Values Keeping Your Business on Track

Many organisations role out marketing, CRM, and loyalty programmes without establishing what is important to the customers they are about to inflict their ideals and offers upon with reckless abandon with little thought as to why

You can encourage your staff to deliver excellent customer service until the cows come home, and you can buy a top-of-the-line CRM system. But if your organisation isn't clear on its values – on what it stands for - you’ll very likely undermine your efforts.


For employees to be fully empowered to consistently create customer experiences that foster loyalty, they must understand and live the organisation’s values – what they are, and how they show up in employee behaviours. Values provide a valuable framework for the day-to-day choices employees make and actions they take toward organisational goals.

Unifying values are the blueprints that drive an organisation's culture. If employees know that ‘excellence’ is an organisational value, they will make more choices toward that end. If 'teamwork’ is a corporate value, they’re more likely to make choices and take actions with the team’s best interests in mind. In addition, values:

* Make it easier for employees to figure out how to ‘do the right thing’
* Foster strong feelings of personal effectiveness and pride
* Facilitate consensus about goals and understanding about job expectations
* Reduce levels of job stress and tension
* Provide a sense of order without imposing ‘rules’
* Promote high levels of company loyalty


One of the biggest mistakes companies make is believing that they're already living the values they feature in public relations and marketing materials. There’s often a huge gap between the values organisations say they have, and the values they’d like to have or are actually living.To close that gap, the following steps are for defining, refining and reinforcing organisational values:

1) Brainstorm, explore and clarify organisational values. Give everyone a clear, common everyday understanding of how you define your values and what they look like in daily behaviour. Just using words like ‘integrity’ or ‘balance’ is not enough since everyone has their own definition of what words mean. The time it takes to zero in on what your organisation is really about is well worth it.

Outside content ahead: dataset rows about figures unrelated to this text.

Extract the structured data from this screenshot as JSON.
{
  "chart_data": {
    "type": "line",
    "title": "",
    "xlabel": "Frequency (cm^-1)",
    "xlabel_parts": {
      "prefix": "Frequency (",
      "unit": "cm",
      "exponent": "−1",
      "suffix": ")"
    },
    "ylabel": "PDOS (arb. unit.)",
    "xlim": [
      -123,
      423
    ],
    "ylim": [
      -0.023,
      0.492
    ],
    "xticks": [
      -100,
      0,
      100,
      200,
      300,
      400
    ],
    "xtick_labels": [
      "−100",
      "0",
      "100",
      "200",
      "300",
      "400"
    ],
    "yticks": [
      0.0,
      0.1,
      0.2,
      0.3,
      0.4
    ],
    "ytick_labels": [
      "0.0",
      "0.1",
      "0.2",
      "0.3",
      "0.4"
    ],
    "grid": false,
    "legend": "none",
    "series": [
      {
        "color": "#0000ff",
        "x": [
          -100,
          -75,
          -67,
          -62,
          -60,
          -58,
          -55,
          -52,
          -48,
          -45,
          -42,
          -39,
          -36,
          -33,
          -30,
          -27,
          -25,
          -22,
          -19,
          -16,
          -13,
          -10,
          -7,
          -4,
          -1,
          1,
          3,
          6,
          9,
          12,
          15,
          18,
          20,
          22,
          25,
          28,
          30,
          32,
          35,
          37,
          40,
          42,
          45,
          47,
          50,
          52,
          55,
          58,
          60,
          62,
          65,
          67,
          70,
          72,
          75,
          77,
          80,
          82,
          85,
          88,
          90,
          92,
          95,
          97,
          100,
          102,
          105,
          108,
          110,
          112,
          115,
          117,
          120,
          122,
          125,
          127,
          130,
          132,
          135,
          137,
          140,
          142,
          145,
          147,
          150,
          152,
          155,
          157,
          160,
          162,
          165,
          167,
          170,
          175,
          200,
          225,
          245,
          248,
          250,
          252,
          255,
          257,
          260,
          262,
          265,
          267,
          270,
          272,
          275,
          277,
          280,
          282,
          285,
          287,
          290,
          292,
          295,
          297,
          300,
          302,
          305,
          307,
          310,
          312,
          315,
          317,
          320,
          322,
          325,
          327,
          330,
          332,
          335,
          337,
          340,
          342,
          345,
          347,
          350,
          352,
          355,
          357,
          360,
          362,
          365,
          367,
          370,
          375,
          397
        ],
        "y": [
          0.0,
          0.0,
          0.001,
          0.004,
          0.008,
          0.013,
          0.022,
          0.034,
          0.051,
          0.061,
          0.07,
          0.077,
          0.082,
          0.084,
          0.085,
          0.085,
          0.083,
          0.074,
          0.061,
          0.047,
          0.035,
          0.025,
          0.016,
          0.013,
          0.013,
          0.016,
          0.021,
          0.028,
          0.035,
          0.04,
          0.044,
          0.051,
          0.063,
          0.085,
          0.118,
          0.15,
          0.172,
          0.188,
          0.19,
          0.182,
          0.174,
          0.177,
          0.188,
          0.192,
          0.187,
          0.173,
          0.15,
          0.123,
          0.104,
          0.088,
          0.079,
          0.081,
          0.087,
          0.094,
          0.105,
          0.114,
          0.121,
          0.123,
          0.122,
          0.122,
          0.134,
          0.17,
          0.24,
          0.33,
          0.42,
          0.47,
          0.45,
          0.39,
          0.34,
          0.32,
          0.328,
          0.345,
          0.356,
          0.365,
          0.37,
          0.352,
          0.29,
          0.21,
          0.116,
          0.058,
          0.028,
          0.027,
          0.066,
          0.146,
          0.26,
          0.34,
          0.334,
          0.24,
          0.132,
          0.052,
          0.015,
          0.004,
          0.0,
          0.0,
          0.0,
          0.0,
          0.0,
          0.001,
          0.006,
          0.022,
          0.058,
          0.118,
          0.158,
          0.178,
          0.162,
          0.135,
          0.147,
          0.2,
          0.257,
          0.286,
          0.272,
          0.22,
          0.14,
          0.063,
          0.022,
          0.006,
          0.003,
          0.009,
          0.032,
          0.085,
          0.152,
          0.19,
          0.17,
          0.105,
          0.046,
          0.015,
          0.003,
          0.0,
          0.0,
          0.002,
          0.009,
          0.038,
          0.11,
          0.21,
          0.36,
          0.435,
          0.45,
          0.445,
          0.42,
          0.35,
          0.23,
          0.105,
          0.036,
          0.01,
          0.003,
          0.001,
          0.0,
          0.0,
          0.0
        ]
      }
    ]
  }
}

2) To achieve or maintain your competitive edge, make sure your values are ‘customer-focused.’ This means you’ve taken the time to look at what your customer’s value, and usually requires an ‘outside-in’ view of your organisation. Spend some time truly understanding what the customer expects from you, what their goals and dreams are and how they feel about doing business with you.

3) Give each and every employee the opportunity to uncover his or her personal values. Why? Research shows that even if personal values are not in sync with corporate values, employees who are clear on what their own personal values are tend to be more engaged in and committed to their work.

4) Reinforce values. Make sure they’re an integral part of your hiring, orientation and ongoing training programs. Management should consciously model organisational values, and encourage and praise staff members when they exhibit behaviours that support them.

5) Revisit values regularly to determine if they still make sense, or if changes may be necessary.The bottom line companies that live by their values and keep customers more easily create profits. Today’s more cynical, demanding customers are looking for companies that are driven by their values - not just their profit motives. Organisations that know and live their values tend to create great places to work for and to do business with. They enjoy healthy profits as a result of their customers returning to buy more, with their like minded associates in tow.